Dennis sat on the edge of his bed with his laptop computer. The long chain of Wikipedia articles he had been reading had ended at last on the article about vicinals, so he took out the yellow pad of paper again. "How are you doing?". "Good Tired", the left hand wrote. Dennis thought for a moment. What should I say, he thought. He decided to just wait for the Right to talk on its own. After about two minutes, his right hemisphere either understood or grew bored and wrote "I want paint." 'I' was capitalized, and there was even a period at the end of the sentence. But just as striking as the quickly improving grammar was what it expressed. "Like, to paint with?" Of course to paint with. He rephrased his question, "what kind of paint?" "Any kind", the hand wrote.

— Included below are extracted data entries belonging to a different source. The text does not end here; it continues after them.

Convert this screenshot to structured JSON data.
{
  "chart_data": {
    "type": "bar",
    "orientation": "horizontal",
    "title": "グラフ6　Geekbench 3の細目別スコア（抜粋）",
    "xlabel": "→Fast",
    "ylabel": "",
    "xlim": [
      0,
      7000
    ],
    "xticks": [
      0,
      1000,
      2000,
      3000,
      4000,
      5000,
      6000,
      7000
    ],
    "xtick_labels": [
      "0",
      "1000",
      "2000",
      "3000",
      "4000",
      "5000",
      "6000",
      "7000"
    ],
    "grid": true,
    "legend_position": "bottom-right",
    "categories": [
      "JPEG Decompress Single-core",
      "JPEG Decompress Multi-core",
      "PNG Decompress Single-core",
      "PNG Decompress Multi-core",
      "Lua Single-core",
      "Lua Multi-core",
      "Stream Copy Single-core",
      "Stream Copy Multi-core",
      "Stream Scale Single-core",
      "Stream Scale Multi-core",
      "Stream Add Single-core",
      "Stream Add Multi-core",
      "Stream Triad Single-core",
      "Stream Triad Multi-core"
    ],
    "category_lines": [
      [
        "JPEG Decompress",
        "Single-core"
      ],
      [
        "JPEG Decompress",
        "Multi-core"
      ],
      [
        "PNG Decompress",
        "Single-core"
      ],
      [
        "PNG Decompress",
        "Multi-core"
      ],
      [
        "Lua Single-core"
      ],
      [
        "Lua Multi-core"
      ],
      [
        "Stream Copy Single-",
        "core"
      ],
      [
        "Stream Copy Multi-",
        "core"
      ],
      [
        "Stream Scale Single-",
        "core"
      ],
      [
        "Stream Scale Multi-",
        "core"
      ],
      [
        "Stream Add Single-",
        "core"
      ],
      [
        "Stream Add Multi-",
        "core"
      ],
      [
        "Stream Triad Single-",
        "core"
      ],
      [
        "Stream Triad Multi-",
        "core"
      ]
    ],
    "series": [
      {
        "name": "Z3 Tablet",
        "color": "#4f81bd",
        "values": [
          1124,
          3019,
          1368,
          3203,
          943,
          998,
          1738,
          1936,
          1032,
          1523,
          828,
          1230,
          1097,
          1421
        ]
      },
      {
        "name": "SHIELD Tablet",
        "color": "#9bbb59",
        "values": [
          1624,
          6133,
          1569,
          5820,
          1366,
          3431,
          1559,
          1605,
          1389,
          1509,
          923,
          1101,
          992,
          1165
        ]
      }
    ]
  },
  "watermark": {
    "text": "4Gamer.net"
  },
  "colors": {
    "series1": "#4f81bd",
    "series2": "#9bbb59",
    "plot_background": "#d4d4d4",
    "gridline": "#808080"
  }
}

That night Dennis dreamed something about a sea of rich, brown velvet. It would gather into mounds in one area, then slacken to gather in another area. He wrote it down in the morning. The dream had the same feeling as when his friends had talked him into jumping from the highest platform at the pool once. He never would have done it on his own, but it was thrilling and made him feel alive. He wrote down on his paper: Sea of velvet. Freedom. Terror. Satisfaction.

He reached to turn on his laptop computer to look up the address of the nearest art supply store. It was already on. That wasn't like him, to leave his computer on like that. Turning it off was part of his going-to-bed ritual. He would have never fallen asleep with the little green light on. But then again, who knows how the accident and surgery might have affected his nighttime routine. After all, now his two hemispheres were independent and...

A ridiculous thought occurred to him. Totally ridiculous. He would have laughed out loud if it weren't so disturbing. Could that really be possible, though? Could his right hemisphere have awakened and turned on the computer for some reason? What would it have been doing? He shuddered. But again, ridiculous. He would have awakened, too, right?